The survivor leaders also stressed the need to sensitize society in general, and the youth in particular, on the risks associated with pornography and access to online child sexual abuse content as key to discouraging the demand fuelling trafficking in persons.
They also highlighted the importance of reintegration of victims into society, further stressing that survivors´ engagement is crucial. In this regard, ICAT is striving to consider perspectives of survivors to inform its interventions going forward.
“ICAT is strongly convinced that victims and survivors are fundamental agents of change in addressing not only demand, but all aspects of trafficking in persons,” said Loide Aryee, Chief of the Organized Crime and Illicit Trafficking Branch at the United Nations Office on Drugs and Crime (UNODC).
“Their [survivors’] experiences and informed perspectives should be systematically included in policy development at all levels” added Ms. Aryee.
As the policy forum on trafficking in persons, ICAT will continue to work closely with survivors and advocate for their inclusion into the development of anti-trafficking policies and programmes. This will include, among others, issuing a joint call to governments during the commemoration of the World Day Against Trafficking in Persons on 30 July.
ICAT participated in a second virtual event co-organized by the Office of the High Commissioner for Human Rights and the OSCE on 16 June to raise awareness on the recently-adopted General Recommendation No.38 on Trafficking of Women and Girls in the Context of Global Migration developed by the UN Committee on the Elimination of Discrimination against Women (CEDAW), and support its implementation at country-level.
General Recommendations are developed by the Committee to offer interpretative guidance to States Parties to the Convention on the Elimination of All Forms of Discrimination Against Women on specific provisions and aspects of the legal text.
General Recommendation 38 particularly provides guidance on the implementation of Article 6 of the Convention, calling on States Parties to “take all appropriate measures, including legislation, to suppress all forms of traffic in women and exploitation of prostitution of women”.

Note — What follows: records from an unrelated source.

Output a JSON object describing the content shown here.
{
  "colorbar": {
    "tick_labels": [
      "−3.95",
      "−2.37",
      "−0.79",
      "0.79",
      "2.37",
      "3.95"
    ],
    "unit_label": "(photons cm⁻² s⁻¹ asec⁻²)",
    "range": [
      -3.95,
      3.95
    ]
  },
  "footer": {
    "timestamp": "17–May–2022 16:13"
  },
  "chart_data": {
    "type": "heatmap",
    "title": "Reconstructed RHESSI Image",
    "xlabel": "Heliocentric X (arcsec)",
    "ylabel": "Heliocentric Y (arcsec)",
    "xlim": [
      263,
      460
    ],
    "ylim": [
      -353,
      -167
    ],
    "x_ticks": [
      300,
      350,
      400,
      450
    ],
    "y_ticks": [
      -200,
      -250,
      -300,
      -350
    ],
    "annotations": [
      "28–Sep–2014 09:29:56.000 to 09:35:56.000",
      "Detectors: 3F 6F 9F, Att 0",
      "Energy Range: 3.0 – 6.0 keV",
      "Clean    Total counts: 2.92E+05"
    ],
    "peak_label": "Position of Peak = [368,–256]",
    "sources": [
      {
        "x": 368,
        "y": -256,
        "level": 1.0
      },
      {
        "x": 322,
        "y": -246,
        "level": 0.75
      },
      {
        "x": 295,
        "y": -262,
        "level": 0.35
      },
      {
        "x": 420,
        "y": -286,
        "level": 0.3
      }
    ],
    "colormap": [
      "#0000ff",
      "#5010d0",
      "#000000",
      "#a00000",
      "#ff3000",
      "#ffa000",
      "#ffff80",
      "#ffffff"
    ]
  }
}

The Recommendation emphasizes the need to address root causes of trafficking in women and girls, including through addressing socio-economic injustice; promoting a safe migration framework; discouraging the demand that fosters exploitation and leads to trafficking, as well as tackling the use of digital technology in trafficking, among others.
Speaking during the event, Dalia Leinarte, former Chair and member of the CEDAW, who led the development of the General Recommendation, recognized the importance of collaboration of all actors, including through ICAT, in supporting the implementation of this instrument.
Speaking on behalf of ICAT, Martin Fowke from the Human Trafficking and Migrant Smuggling Section of UNODC, drew links between the General Recommendation and existing frameworks, such as the Trafficking in Persons Protocol to the UN Convention against Transnational Organized Crime and relevant guidance provided by ICAT jointly, including the recent Analytical Review of anti-trafficking efforts in the past two decades, highlighting the importance of
Beyond providing a joint input towards the elaboration of the General Recommendation in 2019 and 2020, ICAT has committed to continue working with the Committee to translate the policy recommendations contained in the General Recommendation No.38 into action.
To that end, ICAT will support several region-based initiatives to raise awareness on the General Recommendation and promote its use around the world.
Participation in the two side events is part of ICAT’s deliberate mission to reinforcing partnerships with different agents, so that a comprehensive and holistic response to trafficking can be provided globally.
ICAT was established in 2007, pursuant to UN General Assembly resolution 61/180 with a view to enhance cooperation and coordination among the international community in their anti-trafficking efforts.